With the above in mind, consider the following:
- Let M represent the point on the left side of the pulley from which the outer cable leaves contact with the disk. Note that M is moving vertically upward with a speed of vA.
- Write a rigid body kinematics equation relating the motion of points C and M: vM = vC + ω x rM/C . That equation will produce an expression for ω, the angular speed of the disk.
- Then, you can use vN = vC + ω x rN/C and vH = vC + ω x rH/C to find the velocities of point N and H on the disk. Since the inner cable does not slip on the disk, then vN = vD and vH = vQ.
- Also, vE = vC + ω x rE/C.
Any questions?? Please ask/answer questions regarding this homework problem through the "Leave a Comment" link above.
Do we assume that point O is moving, and if so, what is a good way to find its velocity and acceleration?
Because B is fixed, C is also not moving, meaning O must be moving. Something to keep in mind is that there is only one ω since every point is on the same rigid body. And the problem statement does not ask for velocity
Cable AB is a fixed length. Think about what happens when one end of the cable is pulled upwards. O will have velocity as the disk rotates clockwise and moves upwards with no slipping. You can find it by using the velocity equation that we have been using throughout this semester with either point C or A. However, you should not need to know that to solve any part of the problem because you can use the velocity equation with any arbitrary point, not just the center.
Does it make sense for the velocities of blocks B and Q to be positive? I'm unsure of the implications of both being positive at the same time. I assume that it has to do with the fact that after the system passes this instant, that points N and H are higher than point C. Is this assumption correct?

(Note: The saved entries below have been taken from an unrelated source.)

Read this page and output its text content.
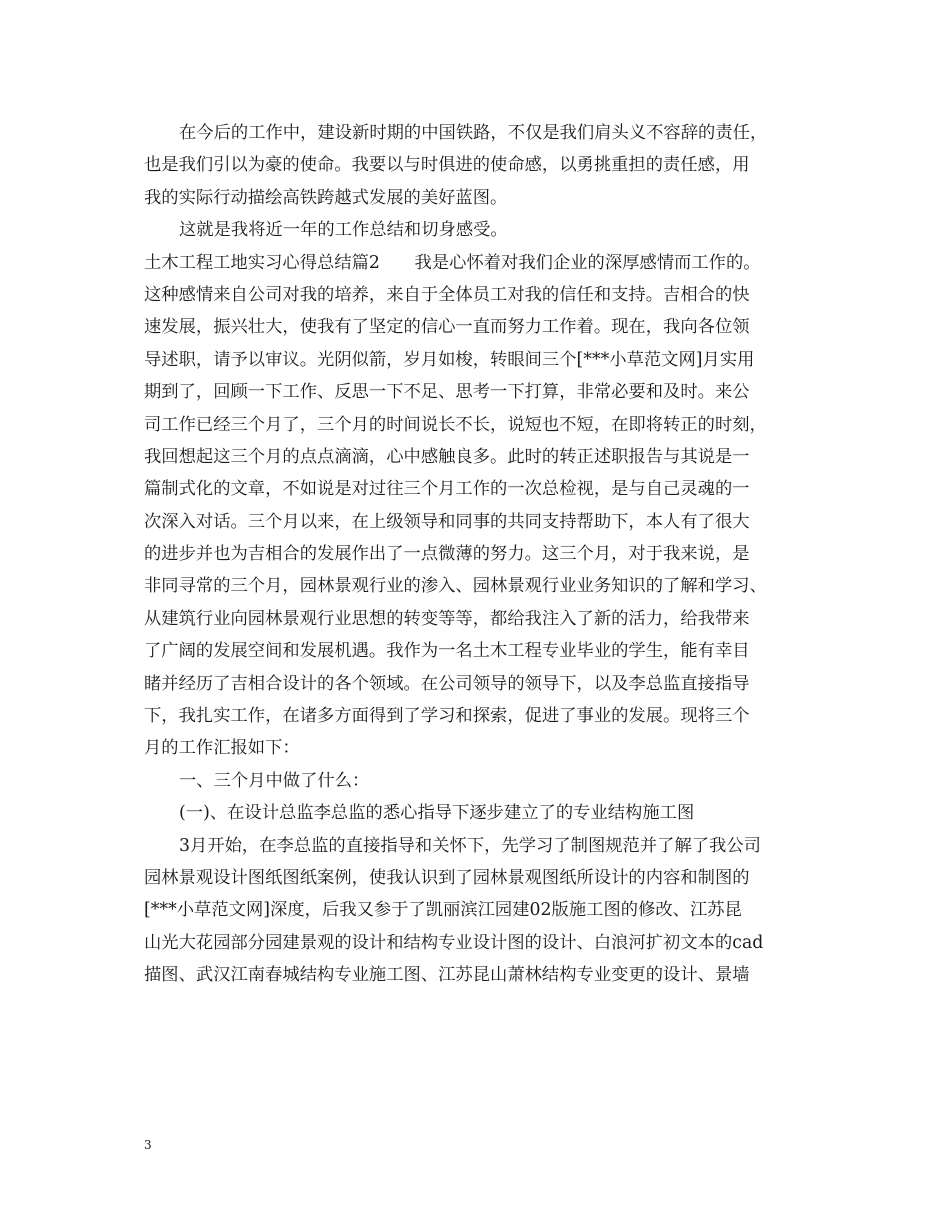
在今后的工作中，建设新时期的中国铁路，不仅是我们肩头义不容辞的责任，
也是我们引以为豪的使命。我要以与时俱进的使命感，以勇挑重担的责任感，用
我的实际行动描绘高铁跨越式发展的美好蓝图。
这就是我将近一年的工作总结和切身感受。
土木工程工地实习心得总结篇2　　我是心怀着对我们企业的深厚感情而工作的。
这种感情来自公司对我的培养，来自于全体员工对我的信任和支持。吉相合的快
速发展，振兴壮大，使我有了坚定的信心一直而努力工作着。现在，我向各位领
导述职，请予以审议。光阴似箭，岁月如梭，转眼间三个[***小草范文网]月实用
期到了，回顾一下工作、反思一下不足、思考一下打算，非常必要和及时。来公
司工作已经三个月了，三个月的时间说长不长，说短也不短，在即将转正的时刻，
我回想起这三个月的点点滴滴，心中感触良多。此时的转正述职报告与其说是一
篇制式化的文章，不如说是对过往三个月工作的一次总检视，是与自己灵魂的一
次深入对话。三个月以来，在上级领导和同事的共同支持帮助下，本人有了很大
的进步并也为吉相合的发展作出了一点微薄的努力。这三个月，对于我来说，是
非同寻常的三个月，园林景观行业的渗入、园林景观行业业务知识的了解和学习、
从建筑行业向园林景观行业思想的转变等等，都给我注入了新的活力，给我带来
了广阔的发展空间和发展机遇。我作为一名土木工程专业毕业的学生，能有幸目
睹并经历了吉相合设计的各个领域。在公司领导的领导下，以及李总监直接指导
下，我扎实工作，在诸多方面得到了学习和探索，促进了事业的发展。现将三个
月的工作汇报如下：
一、三个月中做了什么：
(一)、在设计总监李总监的悉心指导下逐步建立了的专业结构施工图
3月开始，在李总监的直接指导和关怀下，先学习了制图规范并了解了我公司
园林景观设计图纸图纸案例，使我认识到了园林景观图纸所设计的内容和制图的
[***小草范文网]深度，后我又参于了凯丽滨江园建02版施工图的修改、江苏昆
山光大花园部分园建景观的设计和结构专业设计图的设计、白浪河扩初文本的cad
描图、武汉江南春城结构专业施工图、江苏昆山萧林结构专业变更的设计、景墙
3
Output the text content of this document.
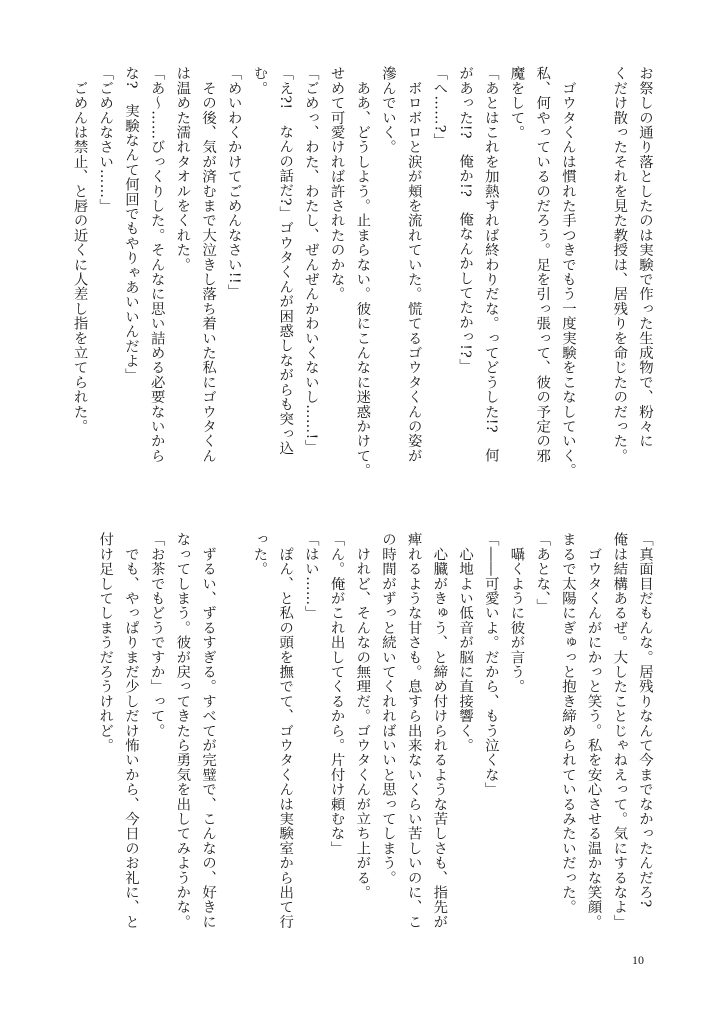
お祭しの通り落としたのは実験で作った生成物で、粉々に
くだけ散ったそれを見た教授は、居残りを命じたのだった。

　ゴウタくんは慣れた手つきでもう一度実験をこなしていく。
私、何やっているのだろう。足を引っ張って、彼の予定の邪
魔をして。
「あとはこれを加熱すれば終わりだな。ってどうした!?　何
があった!?　俺か!?　俺なんかしてたかっ!?」
「へ……?」
　ボロボロと涙が頬を流れていた。慌てるゴウタくんの姿が
滲んでいく。
　ああ、どうしよう。止まらない。彼にこんなに迷惑かけて。
せめて可愛ければ許されたのかな。
「ごめっ、わた、わたし、ぜんぜんかわいくないし……!」
「え?!　なんの話だ?」ゴウタくんが困惑しながらも突っ込
む。
「めいわくかけてごめんなさい!!」
　その後、気が済むまで大泣きし落ち着いた私にゴウタくん
は温めた濡れタオルをくれた。
「あ〜……びっくりした。そんなに思い詰める必要ないから
な?　実験なんて何回でもやりゃあいいんだよ」
「ごめんなさい……」
　ごめんは禁止、と唇の近くに人差し指を立てられた。
「真面目だもんな。居残りなんて今までなかったんだろ?
俺は結構あるぜ。大したことじゃねえって。気にするなよ」
　ゴウタくんがにかっと笑う。私を安心させる温かな笑顔。
まるで太陽にぎゅっと抱き締められているみたいだった。
「あとな、」
　囁くように彼が言う。
「――可愛いよ。だから、もう泣くな」
　心地よい低音が脳に直接響く。
　心臓がきゅう、と締め付けられるような苦しさも、指先が
痺れるような甘さも。息すら出来ないくらい苦しいのに、こ
の時間がずっと続いてくれればいいと思ってしまう。
　けれど、そんなの無理だ。ゴウタくんが立ち上がる。
「ん。俺がこれ出してくるから。片付け頼むな」
「はい……」
　ぽん、と私の頭を撫でて、ゴウタくんは実験室から出て行
った。

　ずるい、ずるすぎる。すべてが完璧で、こんなの、好きに
なってしまう。彼が戻ってきたら勇気を出してみようかな。
「お茶でもどうですか」って。
　でも、やっぱりまだ少しだけ怖いから、今日のお礼に、と
付け足してしまうだろうけれど。
10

I was wondering the same thing as we look at the figure, we find the disk to be rolling clockwise. Intuitively, it would make sense to see block D have a positive velocity upwards, however, block Q would make sense to have a negative velocity as the disk is moving clockwise and the block would be falling downwards.
At first, I was thinking the same thing, but it is important to remember that the entire disk is moving in the positive j direction. If you keep this in mind, even though block Q may be falling downwards, the net motion of block Q could still be positive.
The best way for me to think about the string pulling the disk was imagining the disk was rolling and point C was tangent to the non-slip ground, making the velocity of that point 0. Point O will have to be moving, so I wouldn't recommend using that as your reference point. Also, the rotation of the body is clockwise, so make sure to pay attention to your signs.
It's helpful when working on this problem to find an equation for the velocity of A as observed by C rather than solving for the values at the center of the disk, or at point O. Essentially, you don't have to use two equations to find omega, as the velocity of point C is zero. This would leave only one unknown in your first velocity equations.
When finding rA/C should we just be using the square root of the diameter plus AM? Or does that not work since AM is unkown?
Keep in mind that the rigid body kinematics equation can be applied to only a pair of points whose distance between them is constant. The distance between A and C is not constant. Therefore, you cannot use the rigid body equation between A and C.
However, note that the velocity of A and M are the same (where M is defined in the above DISCUSSION). And, points C and M are on the same rigid body.
How are we able to find rA/C if the length of AM is not defined? I don't fully understand how to utilize the velocity of A and M to solve for rA/C
As noted above, you cannot write a rigid body kinematics equation between points A and C since the distance between these points changes with time. The suggestion above is that you use a rigid body kinematics equation between C and M. Then, use the fact that A and M have the same velocity.
Does that make sense?
I think so, thank you!
Would the velocity at point C be the same as the fixed point B?
Yes, in the hint they told us that the velocity of C is 0, and since B is fixed, its velocity is 0 as well.
Wouldn't the velocity of D and Q be the same value in opposite directions since they are connected? When I run the calculations like in the Discussion portion, I get vN=3/4va and vH=1/4v_a? Thanks
What you say would be true if the disk were rotating about O. Because of the no-slip condition at C, the disk is actually rotating about C. In that case D and Q are both moving upward with different speeds.